Napolitano, i ministri Pdl, la fiducia. Tre stazioni della via crucis di Letta

di Riccardo Galli
Pubblicato il 27 Settembre 2013 - 14:18 OLTRE 6 MESI FA
Enrico Letta con Giorgio Napolitano (foto Lapresse)

Enrico Letta con Giorgio Napolitano (foto Lapresse)

ROMA – Da Napolitano, per reciprocamente comunicarsi cosa intendono fare se e dopo che il suo governo finisce, per dirsi che lui un “Letta-bis” se lo risparmierebbe e per sentirsi dire che il presidente non scioglie le camere se la conseguenza è andare alle elezioni ad appena un anno dall’ultimo voto e con la stessa pessima e suicida legge elettorale.

Poi a Palazzo Chigi, in serata, o domani sabato o anche domenica, appena si potrà: a Palazzo Chigi per guardare in faccia i ministri Pdl e chiedere loro se e a che titolo sono ancora ministri del governo. Ministri dopo aver firmato la carta di dimissioni dal Parlamento? A Palazzo Chigi a domandare ai ministrri Pdl quale sia la fedeltà che prediligono, quella alla Repubblica o quella a Berlusconi?

E infine a Montecitorio, alla Camera probabilmente martedì per chiedere il voto di fiducia: se c’è si va avanti e Berlusconi i cocci sono suoi. Se la fiducia non c’è, allora si va a casa. Non senza aver spiegato in Parlamento quanto ci rimette in moneta sonante ogni italiano e per colpa di chi, nome e cognome, si torna a pagare l’Imu, l’Iva aumentata e il costo dello spread che monta.

Sono le tre stazioni della via crucis di Enrico Letta e del suo governo. Come va a finire non lo sa nessuno, neanche Naplitano o Letta o Berlusconi. E questa è la prova provata, la “pistola fumante” del fatto che non è una crisi politica, è qualcosa di molto iù malato, non è una crisi di governo, è qualcosa di molto più ingovernabile.

Il primo appuntamento del premier Enrico Letta al rientro dagli Stati Uniti sarà quello con il Presidente della Repubblica Giorgio Napolitano. Primo e forse unico punto fermo di un’agenda in continua evoluzione e dagli esiti assolutamente imprevedibili. Dopo l’incontro col Capo dello Stato,  in programma un consiglio dei ministri a dir poco delicato, chiamato ad affrontare questioni come Iva, sforamento del rapporto deficit/Pil, Telecom, Ilva, finanziamento delle missioni all’estero e via dicendo. Si farà oggi il CdM? Forse, ma non è detto. Sicuramente andrà fatto prima di martedì, giorno in cui l’aumento dell’Iva diventerà effettivo e giorno in cui il premier ha già in programma di presentarsi in Parlamento per una verifica, per chiedere cioè la fiducia.

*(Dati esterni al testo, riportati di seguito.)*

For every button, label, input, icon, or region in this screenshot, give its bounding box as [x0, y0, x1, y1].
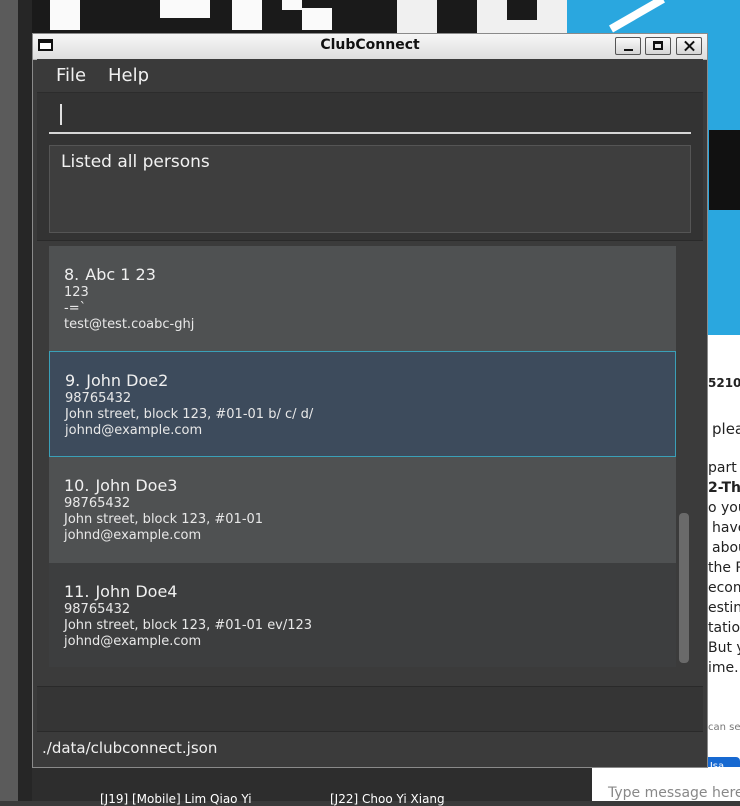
- person-name-line: 8. Abc 1 23: [64, 246, 676, 285]
- person-name-line: 11. John Doe4: [64, 563, 676, 602]
- app-window: ClubConnect File Help Listed all persons…: [32, 33, 708, 768]
- chat-fragment: have: [712, 520, 740, 536]
- result-message: Listed all persons: [61, 152, 210, 172]
- person-name-line: 10. John Doe3: [64, 457, 676, 496]
- person-index: 11.: [64, 582, 90, 601]
- person-address: -=`: [64, 301, 87, 316]
- chat-fragment: But y: [708, 640, 740, 656]
- chat-fragment: o you: [708, 500, 740, 516]
- video-participant-label: [J19] [Mobile] Lim Qiao Yi: [100, 792, 252, 806]
- person-list[interactable]: 8. Abc 1 23 123 -=` test@test.coabc-ghj 9…: [37, 240, 703, 687]
- save-location: ./data/clubconnect.json: [42, 739, 218, 757]
- person-card[interactable]: 8. Abc 1 23 123 -=` test@test.coabc-ghj: [49, 246, 676, 351]
- person-name: Abc 1 23: [85, 265, 156, 284]
- chat-fragment: ecom: [708, 580, 740, 596]
- desktop-edge-dark: [18, 0, 32, 801]
- person-address: John street, block 123, #01-01: [64, 512, 264, 527]
- list-scrollbar-thumb[interactable]: [679, 513, 689, 663]
- person-card[interactable]: 10. John Doe3 98765432 John street, block…: [49, 457, 676, 563]
- person-address: John street, block 123, #01-01 ev/123: [64, 618, 313, 633]
- person-phone: 123: [64, 285, 89, 300]
- video-participant-label: [J22] Choo Yi Xiang: [330, 792, 445, 806]
- text-caret: [60, 104, 62, 125]
- minimize-button[interactable]: [615, 37, 641, 55]
- maximize-button[interactable]: [645, 37, 671, 55]
- person-email: johnd@example.com: [65, 423, 203, 438]
- person-phone: 98765432: [64, 602, 131, 617]
- chat-fragment: abou: [712, 540, 740, 556]
- chat-fragment: estin: [708, 600, 740, 616]
- chat-fragment: ime.: [708, 660, 739, 676]
- chat-fragment: 2-The: [708, 480, 740, 496]
- close-button[interactable]: [676, 37, 702, 55]
- person-phone: 98765432: [64, 496, 131, 511]
- chat-input-placeholder[interactable]: Type message here.: [608, 785, 740, 801]
- chat-note: can se: [708, 722, 740, 733]
- person-card[interactable]: 11. John Doe4 98765432 John street, block…: [49, 563, 676, 667]
- person-email: johnd@example.com: [64, 528, 202, 543]
- status-bar: ./data/clubconnect.json: [37, 731, 703, 765]
- person-name-line: 9. John Doe2: [65, 352, 675, 391]
- desktop-edge: [0, 0, 18, 801]
- person-index: 10.: [64, 476, 90, 495]
- title-bar[interactable]: ClubConnect: [33, 34, 707, 60]
- result-display: Listed all persons: [49, 145, 691, 233]
- person-card-selected[interactable]: 9. John Doe2 98765432 John street, block …: [49, 351, 676, 457]
- chat-fragment: plea: [712, 420, 740, 438]
- person-phone: 98765432: [65, 391, 132, 406]
- person-name: John Doe3: [95, 476, 178, 495]
- chat-fragment: part c: [708, 460, 740, 476]
- person-index: 8.: [64, 265, 80, 284]
- person-name: John Doe2: [86, 371, 169, 390]
- person-email: johnd@example.com: [64, 634, 202, 649]
- empty-placeholder-area: [37, 686, 703, 732]
- chat-fragment: 52103: [708, 376, 740, 390]
- person-email: test@test.coabc-ghj: [64, 317, 195, 332]
- menu-file[interactable]: File: [56, 65, 86, 86]
- chat-fragment: the Pl: [708, 560, 740, 576]
- menu-help[interactable]: Help: [108, 65, 149, 86]
- window-title: ClubConnect: [320, 37, 420, 53]
- chat-fragment: tatio: [708, 620, 740, 636]
- person-index: 9.: [65, 371, 81, 390]
- main-content: Listed all persons 8. Abc 1 23 123 -=` te…: [37, 93, 703, 732]
- person-address: John street, block 123, #01-01 b/ c/ d/: [65, 407, 314, 422]
- menu-bar: File Help: [37, 59, 703, 93]
- person-name: John Doe4: [95, 582, 178, 601]
- command-input[interactable]: [49, 93, 691, 134]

Cinque giorni, da oggi (venerdì 27) a martedì 1 ottobre, in cui il governo scoprirà praticamente ora per ora quale sarà il suo destino, e 5 giorni che terranno col fiato sospeso gli italiani. Sono infatti legati, ballano insieme a questi giorni, la bellezza di 9 miliardi di euro. Cosa accadrà e come andrà a finire, per ora, lo si può solo immaginare.

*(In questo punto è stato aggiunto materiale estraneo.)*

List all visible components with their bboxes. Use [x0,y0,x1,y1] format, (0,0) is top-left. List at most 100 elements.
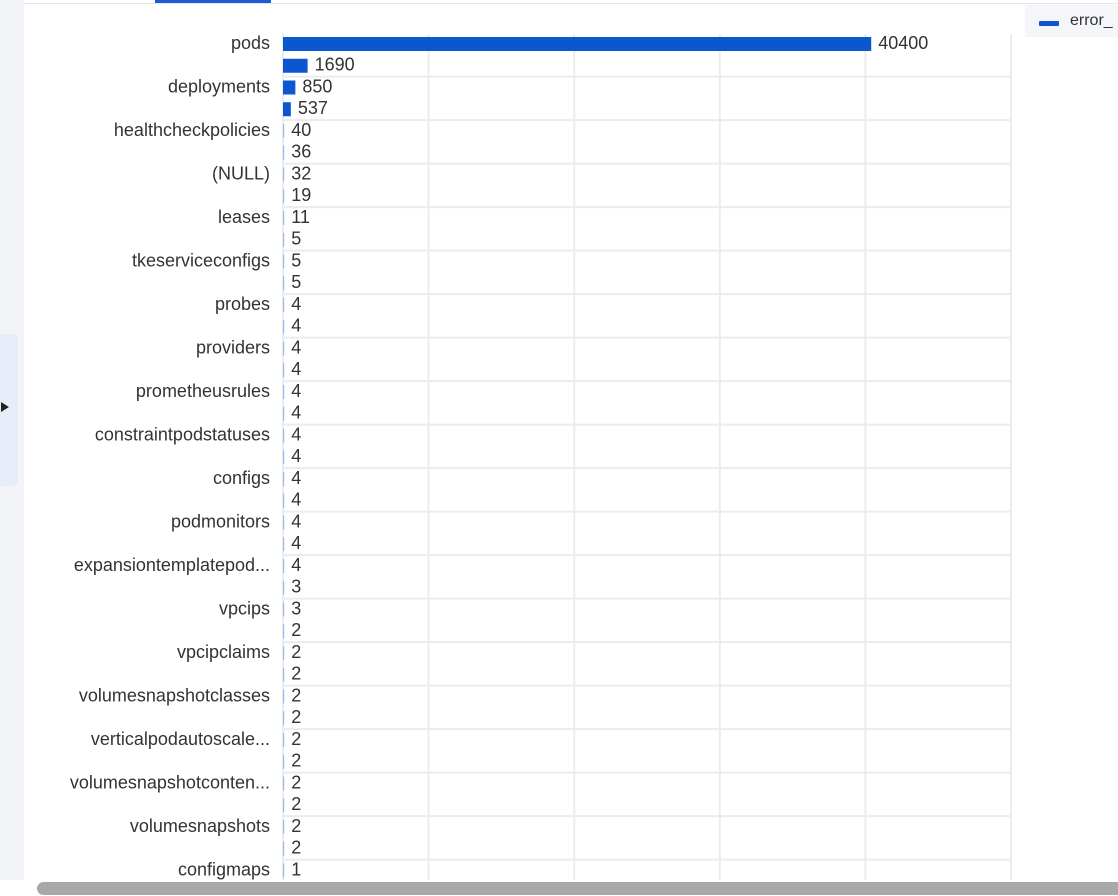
bar-value-label: 4 [291,446,301,466]
bar [283,145,285,160]
bar [283,385,285,399]
bar [283,798,285,813]
bar-value-label: 4 [291,403,301,423]
bar [283,254,285,269]
category-label: deployments [168,76,270,96]
bar [283,602,285,617]
category-label: configmaps [178,859,270,879]
bar-value-label: 4 [291,511,301,531]
bar [283,167,285,182]
bar-value-label: 2 [291,729,301,749]
bar-value-label: 4 [291,424,301,444]
category-label: tkeserviceconfigs [132,250,270,270]
category-label: configs [213,468,270,488]
bar [283,841,285,856]
category-label: providers [196,337,270,357]
legend-swatch [1039,21,1059,26]
bar-value-label: 1690 [315,55,355,75]
bar [283,580,285,595]
bar-chart: pods deployments healthcheckpolicies (NULL)… [70,33,1012,880]
bar-value-label: 2 [291,816,301,836]
bar-value-label: 2 [291,751,301,771]
bar-value-label: 3 [291,577,301,597]
bar [283,37,872,51]
bar [283,515,285,530]
bar-value-label: 2 [291,642,301,662]
bar-value-label: 40400 [878,33,928,53]
chart-legend[interactable]: error_ [1025,5,1118,37]
bar [283,863,285,878]
bar [283,537,285,552]
bar [283,559,285,573]
bar [283,820,285,834]
bar [283,667,285,682]
bar [283,189,285,204]
bar-value-label: 1 [291,859,301,879]
bar-value-label: 2 [291,664,301,684]
bar-value-label: 850 [302,76,332,96]
legend-label: error_ [1070,12,1113,29]
bar [283,298,285,312]
category-label: probes [215,294,270,314]
bar [283,80,296,95]
category-label: volumesnapshotconten... [70,772,270,792]
bar-value-label: 32 [291,163,311,183]
bar [283,472,285,486]
bar [283,646,285,660]
bar-value-label: 4 [291,555,301,575]
category-label: podmonitors [171,511,270,531]
bar-value-label: 537 [298,98,328,118]
bar [283,711,285,726]
bar-value-label: 40 [291,120,311,140]
bar [283,428,285,443]
bar-value-label: 4 [291,316,301,336]
bar-value-label: 4 [291,337,301,357]
bar [283,211,285,225]
bar [283,102,291,117]
bar-value-label: 2 [291,838,301,858]
plot-area [283,34,1011,880]
category-label: verticalpodautoscale... [91,729,270,749]
category-label: healthcheckpolicies [114,120,270,140]
bar-value-label: 2 [291,685,301,705]
category-label: expansiontemplatepod... [74,555,270,575]
bar [283,319,285,334]
category-label: leases [218,207,270,227]
bar [283,232,285,247]
bar-value-label: 11 [291,207,310,227]
bar [283,450,285,465]
bar [283,754,285,769]
bar-value-label: 3 [291,598,301,618]
bar-value-label: 2 [291,620,301,640]
category-label: volumesnapshotclasses [79,685,270,705]
bar-value-label: 4 [291,533,301,553]
bar [283,776,285,791]
bar-value-label: 36 [291,142,311,162]
bar-value-label: 4 [291,381,301,401]
bar-value-label: 19 [291,185,311,205]
category-label: vpcips [219,598,270,618]
bar-value-label: 5 [291,229,301,249]
bar [283,406,285,421]
bar-value-label: 2 [291,772,301,792]
bar-value-label: 2 [291,794,301,814]
bar [283,276,285,291]
category-label: pods [231,33,270,53]
bar [283,493,285,508]
horizontal-scrollbar-thumb[interactable] [37,882,1118,895]
bar-value-label: 4 [291,359,301,379]
bar-value-label: 5 [291,250,301,270]
bar-value-label: 5 [291,272,301,292]
bar [283,624,285,639]
category-label: (NULL) [212,163,270,183]
bar-value-label: 2 [291,707,301,727]
bar [283,689,285,704]
bar [283,733,285,747]
bar-value-label: 4 [291,294,301,314]
bar [283,58,308,73]
category-label: vpcipclaims [177,642,270,662]
bar [283,124,285,138]
category-label: constraintpodstatuses [95,424,270,444]
bar-value-label: 4 [291,468,301,488]
bar-value-label: 4 [291,490,301,510]
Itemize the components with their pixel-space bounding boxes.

Quale sia la misura dell’incertezza che grava su governo e Paese la danno le dichiarazioni dei “dimissionari” parlamentari pidiellini, pronti ad annunciare per bocca di Gianfranco Rotondi che, prima del voto sulla decadenza di Silvio Berlusconi, sono pronti a votare la fiducia. Tesi, però, smentita da colleghi dell’ex ministro senza portafoglio. Smentita perché, in realtà, sono gli stessi uomini di Berlusconi a non avere la minima idea di quale sia la loro strategia futura. La decisione delle dimissioni di massa, improvvisa, inaspettata, irrealizzabile ma comunque dirompente, è stata calata come tutte le decisioni di casa Pdl dall’alto, dal “Re” si “vassalli”. E questi l’hanno più che condivisa in realtà subita e, come dimostrano le risposte contraddittorie e frequentemente illogiche che deputati e senatori del Pdl danno, non hanno nemmeno loro idea di quel che ora accadrà.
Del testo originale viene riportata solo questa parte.